Eigentlich sollte Gustavo Dudamel nur als musikalischer Berater am Film “Libertador” mitwirken, erklärt Regisseur Alberto Arvelo. “Bald nach Beginn der Dreharbeiten sagte er mir jedoch, er habe eine Melodie erfunden, die als Eröffnungsthema funktionieren könnte. Als er sie auf dem Klavier vorspielte, wurde uns beiden klar, dass er schon damit begonnen hatte, unseren Soundtrack zu komponieren.”

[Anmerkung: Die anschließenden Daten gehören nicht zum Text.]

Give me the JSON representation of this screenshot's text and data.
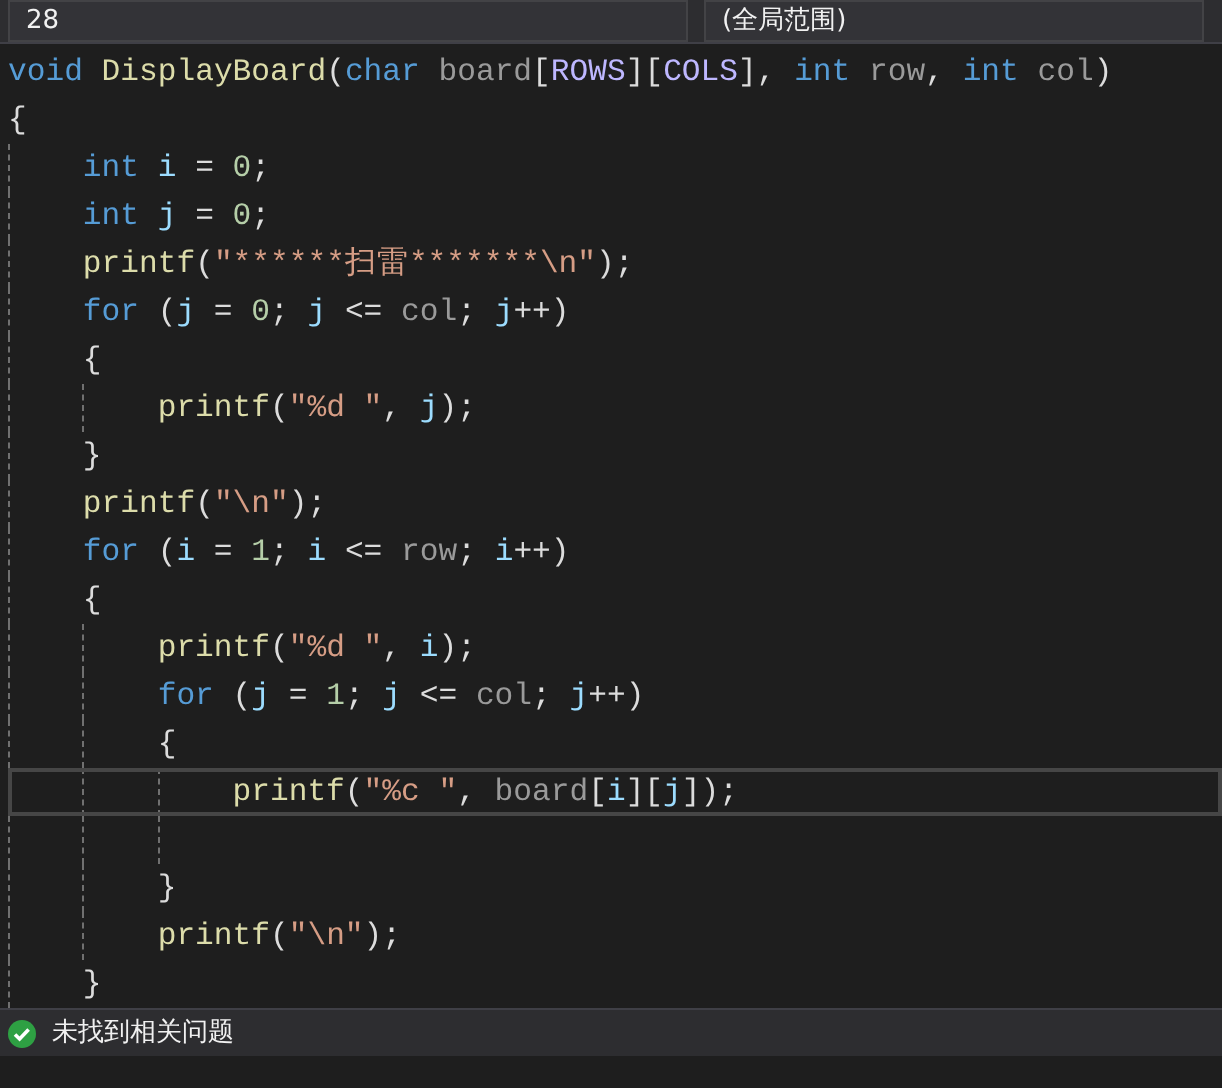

Es verwundert kaum, dass Gustavo Dudamel so heftig für diese Filmmusik entflammte. Der venezolanisch-spanische Film, mit einem geschätzten Budget von 50 Millionen US-Dollar Lateinamerikas bislang größte Kinoproduktion, porträtiert Simón Bolívar, den Anführer und Vordenker der südamerikanischen Unabhängigkeitsbewegung. Bolívar wurde 1783 in Caracas, der heutigen Hauptstadt von Venezuela, geboren. Er wird hier wie nahezu überall auf dem lateinamerikanischen Kontinent als Befreier verehrt. Sein Geburtstag ist ein nationaler Feiertag in Venezuela. Die Landeswährung heißt seit 1879 Bolívar, wichtige Städte, Plätze, Straßen und Denkmäler tragen diesen Namen. Hugo Chávez, der umstrittene, 2013 verstorbene Staatspräsident Venezuelas, inszenierte sich als politischer Erbe Bolívars und rief in seinem Namen eine “sozialistische Revolution” aus.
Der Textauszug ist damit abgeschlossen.